Koopman e Mertens, amici sul lago  L’inno del LacMus al Lario
Il concerto sull’Isola Comacina: uno dei momenti più suggestivi del LacMus festival

Koopman e Mertens, amici sul lago

L’inno del LacMus al Lario

Il concerto di Griante ha rappresentato la summa dell’edizione 2019 del Festival - Rimane aperta a Villa Mainona di Tremezzina la mostra “L’incanto musicale del Lago di Como”

Due amici di una vita fanno musica insieme. L’uno incarna l’energia dello strumento musicale; l’altro la profondità degli affetti che viene del canto. In loro le distinzioni fra tecnica e poesia, metodo e spontaneità, pensiero e azione sono definitivamente superate e fuse in un flusso vitale che è arte pura.

Ton Koopman e Klaus Mertens, ospiti sabato sera di LacMus Festival a Griante, hanno costituito la summa di ciò che, a terza edizione appena conclusa (rimane aperta fino a fine mese la bella mostra su “L’incanto musicale del Lago di Como”), pare l’intento della rassegna fiorita in Tremezzina.

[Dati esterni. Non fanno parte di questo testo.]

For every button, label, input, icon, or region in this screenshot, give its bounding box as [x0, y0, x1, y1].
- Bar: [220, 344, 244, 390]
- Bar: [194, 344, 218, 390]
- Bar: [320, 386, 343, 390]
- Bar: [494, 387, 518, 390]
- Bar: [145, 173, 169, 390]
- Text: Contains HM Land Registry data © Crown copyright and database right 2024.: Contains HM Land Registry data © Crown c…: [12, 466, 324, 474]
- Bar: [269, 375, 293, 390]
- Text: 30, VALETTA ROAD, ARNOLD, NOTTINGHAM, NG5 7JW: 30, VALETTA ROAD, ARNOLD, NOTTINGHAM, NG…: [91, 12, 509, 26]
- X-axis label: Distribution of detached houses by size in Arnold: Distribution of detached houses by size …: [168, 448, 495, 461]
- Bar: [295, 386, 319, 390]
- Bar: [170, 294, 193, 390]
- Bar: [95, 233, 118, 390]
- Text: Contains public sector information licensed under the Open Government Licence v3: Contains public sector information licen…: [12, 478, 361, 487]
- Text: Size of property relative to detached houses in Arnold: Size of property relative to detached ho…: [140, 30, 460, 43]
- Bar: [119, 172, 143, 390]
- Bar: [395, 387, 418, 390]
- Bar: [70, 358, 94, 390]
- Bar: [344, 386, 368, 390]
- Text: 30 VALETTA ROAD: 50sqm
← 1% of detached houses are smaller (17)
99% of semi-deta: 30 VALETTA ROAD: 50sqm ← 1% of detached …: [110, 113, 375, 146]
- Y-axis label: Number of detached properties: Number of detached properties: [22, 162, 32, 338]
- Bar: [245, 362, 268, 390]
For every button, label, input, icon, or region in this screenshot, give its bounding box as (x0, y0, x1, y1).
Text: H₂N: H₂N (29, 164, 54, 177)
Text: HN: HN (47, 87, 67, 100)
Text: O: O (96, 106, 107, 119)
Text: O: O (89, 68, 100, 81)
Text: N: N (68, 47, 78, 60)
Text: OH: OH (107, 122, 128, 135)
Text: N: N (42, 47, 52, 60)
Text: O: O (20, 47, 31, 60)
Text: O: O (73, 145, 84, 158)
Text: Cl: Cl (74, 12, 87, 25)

C’è l’essenza di un pensiero e del modo profondo di far musica di un’epoca, nel percorso tracciato da Mertens e Koopman fra le mura della piccola Chiesa Anglicana dell’Ascensione in riva al lago: un clavicembalo e un organo positivo, fra i quali Koopman si alterna con l’energia di sempre, sostengono e fanno tutt’uno con il calore e colore baritonale di Mertens. La parte cantata del concerto passa con disinvoltura dall’Affektenlehre delle Arie del Bach sacro alle freschezza inattesa del Mozart liederistico, delicato come Das Veilchen che chiude il concerto, passando per un omaggio ancora una volta raro e prezioso all’Italia vista da Bach e Händel nelle rispettive Cantate “Amore traditore” e “Dalla guerra amorosa”. Klaus Mertens dà ancora tutta la nobiltà e la spontaneità delle pagine scelte, colorandole di una patina di pathos signorile e fondendo un modo unico il senso della parola e del suono musicale.

Ton Koopman è un tutt’uno, in parti strumentali tutto fuorché scontate: al netto della sapienza nel fiorire le linee melodiche, l’intersecarsi di brani strumentali come la Toccata bachiana BWV 916, la celebre e sognate Aria dalle Variazioni Golberg ma anche i piccoli temi dal Quaderno di Anna Magdalena sono gioielli pari alle fitte parti che sostengono il canto dei Bach e di Händel.

Originalità, varietà, qualità che il pubblico decisamente internazionale presente alle proposte di LacMus Festival ha dimostrato di apprezzare anche in questa terza edizione: Louis Lortie, il pianista franco-canadese che si è unito alla lunga schiera di musicisti innamorati del lago di Como come artefice e padrone di casa della rassegna, anche in veste di interprete, sta rispondendo con gli organizzatori dell’associazione Ars Aeterna e alle realtà del territorio a una valorizzazione della Tremezzina sempre più attenta e di qualità verso luoghi scelti dagli artisti d’Europa per almeno due secoli.

Se l’occasione concertistica rimanda ormai all’anno venturo, merita entro fine mese fare ancora una visita a Tremezzo: a Villa Mainona rimane aperta la bella mostra curata da Paola Colombo “È degli angeli un sorriso, questo lago, il verde, i fior”. Nella sede del Museo del Paesaggio del Lago di Como i documenti musicali, fotografici di molti fra i grandi della musica sul Lario dagli operisti alla famiglia Schnabel danno una lettura una volta di più originale, interessante e, ancora una volta, preziosa.